« Il faut sortir du tout-répressif »

« Il faut sortir du tout-répressif »

 

« Il faut sortir du tout-répressif » article de Malo Tresca paru dans  La Croix du 6 mars 2018 >>>>

Jean-François Penhouet, prêtre de la Mission de France et aumônier national catholique des prisons salue la volonté d’Emmanuel Macron de développer les peines alternatives.

 

Estimez-vous que les peines de prison sont encore vraiment dissuasives ?
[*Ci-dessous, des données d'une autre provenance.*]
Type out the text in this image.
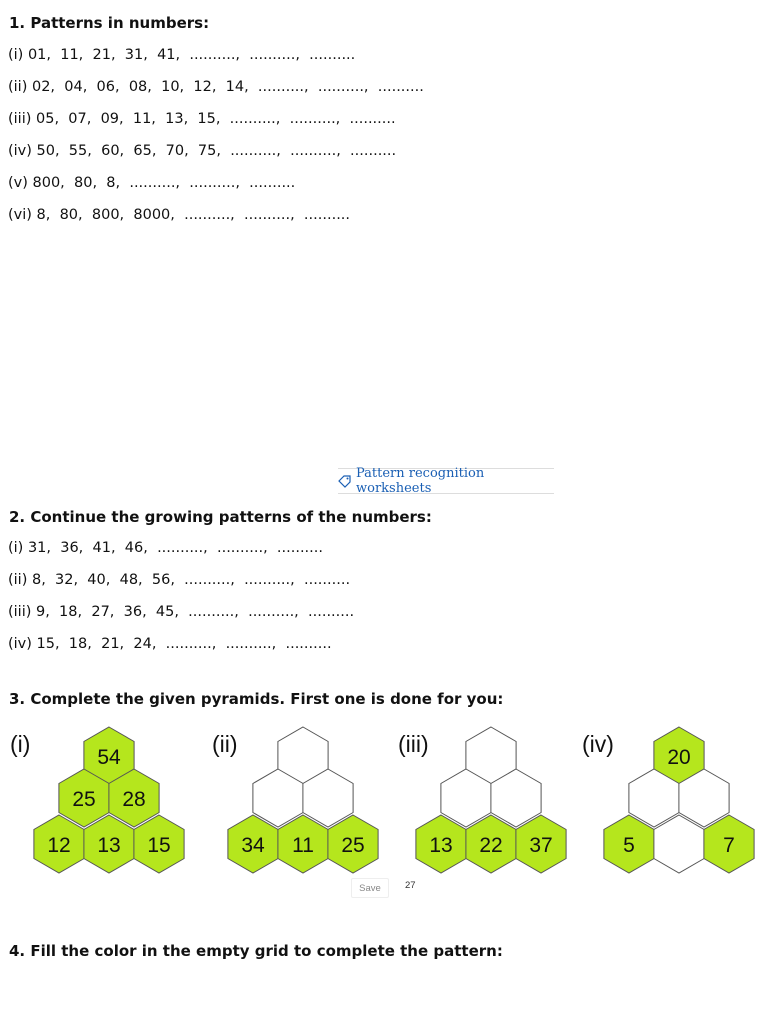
1. Patterns in numbers:
(i) 01,  11,  21,  31,  41,  ..........,  ..........,  ..........
(ii) 02,  04,  06,  08,  10,  12,  14,  ..........,  ..........,  ..........
(iii) 05,  07,  09,  11,  13,  15,  ..........,  ..........,  ..........
(iv) 50,  55,  60,  65,  70,  75,  ..........,  ..........,  ..........
(v) 800,  80,  8,  ..........,  ..........,  ..........
(vi) 8,  80,  800,  8000,  ..........,  ..........,  ..........
Pattern recognition worksheets
2. Continue the growing patterns of the numbers:
(i) 31,  36,  41,  46,  ..........,  ..........,  ..........
(ii) 8,  32,  40,  48,  56,  ..........,  ..........,  ..........
(iii) 9,  18,  27,  36,  45,  ..........,  ..........,  ..........
(iv) 15,  18,  21,  24,  ..........,  ..........,  ..........
3. Complete the given pyramids. First one is done for you:
(i)
54
25 28
12 13 15
(ii)
34 11 25
(iii)
13 22 37
(iv)
20
5	7
Save	27
4. Fill the color in the empty grid to complete the pattern:
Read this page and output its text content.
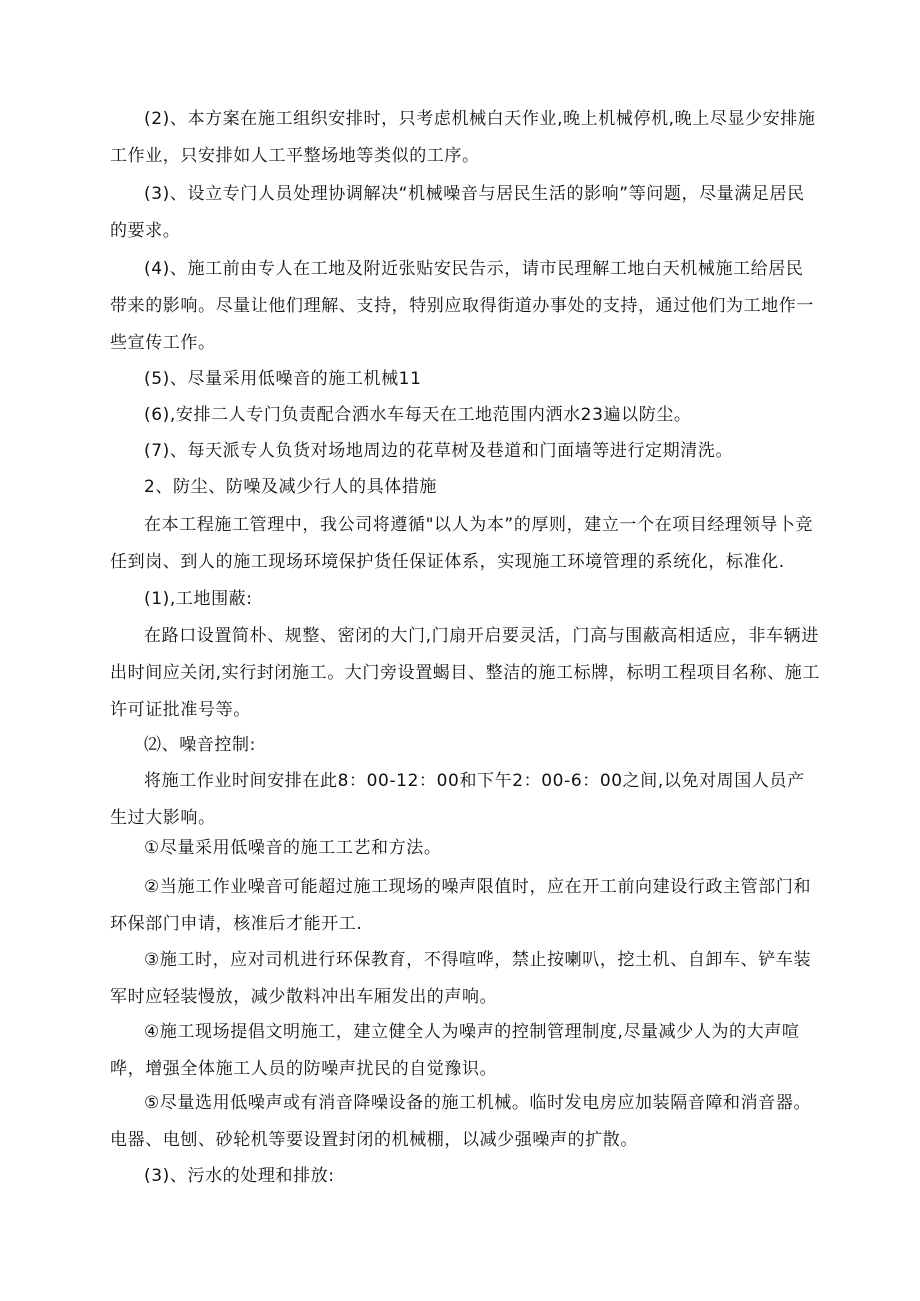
(2)、本方案在施工组织安排时，只考虑机械白天作业,晚上机械停机,晚上尽显少安排施工作业，只安排如人工平整场地等类似的工序。

(3)、设立专门人员处理协调解决“机械噪音与居民生活的影响”等问题，尽量满足居民的要求。

(4)、施工前由专人在工地及附近张贴安民告示，请市民理解工地白天机械施工给居民带来的影响。尽量让他们理解、支持，特别应取得街道办事处的支持，通过他们为工地作一些宣传工作。

(5)、尽量采用低噪音的施工机械11

(6),安排二人专门负责配合洒水车每天在工地范围内洒水23遍以防尘。

(7)、每天派专人负货对场地周边的花草树及巷道和门面墙等进行定期清洗。

2、防尘、防噪及减少行人的具体措施

在本工程施工管理中，我公司将遵循"以人为本”的厚则，建立一个在项目经理领导卜竞任到岗、到人的施工现场环境保护货任保证体系，实现施工环境管理的系统化，标准化.

(1),工地围蔽:

在路口设置简朴、规整、密闭的大门,门扇开启要灵活，门高与围蔽高相适应，非车辆进出时间应关闭,实行封闭施工。大门旁设置蝎目、整洁的施工标牌，标明工程项目名称、施工许可证批准号等。

⑵、噪音控制:

将施工作业时间安排在此8：00-12：00和下午2：00-6：00之间,以免对周国人员产生过大影响。

①尽量采用低噪音的施工工艺和方法。

②当施工作业噪音可能超过施工现场的噪声限值时，应在开工前向建设行政主管部门和环保部门申请，核准后才能开工.

③施工时，应对司机进行环保教育，不得喧哗，禁止按喇叭，挖土机、自卸车、铲车装军时应轻装慢放，减少散料冲出车厢发出的声响。

④施工现场提倡文明施工，建立健全人为噪声的控制管理制度,尽量减少人为的大声喧哗，增强全体施工人员的防噪声扰民的自觉豫识。

⑤尽量选用低噪声或有消音降噪设备的施工机械。临时发电房应加装隔音障和消音器。电器、电刨、砂轮机等要设置封闭的机械棚，以减少强噪声的扩散。

(3)、污水的处理和排放:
Père Jean-François Penhouet : Pour les peines courtes, qui représentent la grande majorité des sanctions, les chiffres prouvent le contraire : le taux de récidive des anciens détenus a beaucoup augmenté ces derniers temps, témoignant de l’échec de la politique répressive appliquée depuis des années en France.

Les courts séjours carcéraux, dans des maisons d’arrêt dont la surpopulation engendre des frustrations, voire des violences, ne servent souvent à rien, si ce n’est d’augmenter le carnet d’adresses des délinquants… Pourtant, l’opinion publique n’est pas encore prête à entendre ce discours sur la petite délinquance.
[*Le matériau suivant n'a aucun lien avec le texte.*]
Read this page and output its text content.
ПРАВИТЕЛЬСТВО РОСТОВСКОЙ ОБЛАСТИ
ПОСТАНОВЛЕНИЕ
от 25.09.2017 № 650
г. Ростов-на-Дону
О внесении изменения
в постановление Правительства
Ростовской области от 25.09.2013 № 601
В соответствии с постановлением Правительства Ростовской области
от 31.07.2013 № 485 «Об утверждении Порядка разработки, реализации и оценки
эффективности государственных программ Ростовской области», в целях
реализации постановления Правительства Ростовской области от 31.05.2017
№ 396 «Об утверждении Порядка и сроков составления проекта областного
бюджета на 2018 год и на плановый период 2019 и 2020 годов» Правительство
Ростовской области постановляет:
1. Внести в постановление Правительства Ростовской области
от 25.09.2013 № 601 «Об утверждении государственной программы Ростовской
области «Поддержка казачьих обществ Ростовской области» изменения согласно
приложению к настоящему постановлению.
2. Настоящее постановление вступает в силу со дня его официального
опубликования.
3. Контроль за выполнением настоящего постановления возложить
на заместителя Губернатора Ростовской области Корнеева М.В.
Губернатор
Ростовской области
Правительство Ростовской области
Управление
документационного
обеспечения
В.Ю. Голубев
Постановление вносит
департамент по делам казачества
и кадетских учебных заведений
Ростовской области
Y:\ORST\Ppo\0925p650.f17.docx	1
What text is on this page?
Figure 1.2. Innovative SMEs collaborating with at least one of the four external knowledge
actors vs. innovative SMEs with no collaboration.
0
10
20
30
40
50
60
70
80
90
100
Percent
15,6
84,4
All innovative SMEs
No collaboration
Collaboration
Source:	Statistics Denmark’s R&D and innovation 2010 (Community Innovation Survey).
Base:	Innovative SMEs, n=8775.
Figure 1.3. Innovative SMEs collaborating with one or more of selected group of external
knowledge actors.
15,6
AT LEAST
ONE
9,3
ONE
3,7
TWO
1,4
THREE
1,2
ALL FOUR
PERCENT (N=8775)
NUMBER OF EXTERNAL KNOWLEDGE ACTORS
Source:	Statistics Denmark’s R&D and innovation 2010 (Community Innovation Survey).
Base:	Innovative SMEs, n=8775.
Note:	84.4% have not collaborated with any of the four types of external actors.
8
Pour les peines longues, les chiffres sont en revanche plus stables. Ils témoignent d’une relative prise en charge par l’administration pénitentiaire, avec, à la clé, une absence d’inflation du nombre de détenus. Je pense en outre que la perspective d’un aménagement de peine, pour les détenus, contribue largement à l’endiguement de la violence en prison, même s’il reste de nombreux problèmes.

La politique d’Emmanuel Macron pourrait-elle réellement amorcer une « révolution » dans le système pénal français ?

J-F. P. : Sans connaître encore tous les tenants et les aboutissants de son dispositif, je pense qu’il est louable, de sa part, d’aller dans le sens d’un développement des peines alternatives, pour sortir du système du « tout-répressif ». Je suis vraiment favorable à cela, au même titre qu’un certain nombre de militants associatifs et que les aumôniers des autres religions.

J’encourage également sa démarche à vouloir faire sortir de la conscience collective française cette association d’idées que « la sanction » est systématiquement synonyme de « prison ». Il existe d’autres formes de sanctions, plus humaines, même si j’estime tout de même qu’il y a un aspect punitif qu’il ne faut pas éliminer. La sanction a aussi une dimension pédagogique qu’on ne peut occulter.

Enfin, Emmanuel Macron semble vouloir prôner une réduction du délai entre la prononciation du verdict et l’exécution de la peine. C’est aussi selon moi une bonne chose, à l’heure où cette procédure est généralement très longue et alors que les infractions ont parfois été commises depuis longtemps déjà… En revanche, je pense qu’il faut maintenir ouvertes les perspectives d’aménagement de peines pour les détenus.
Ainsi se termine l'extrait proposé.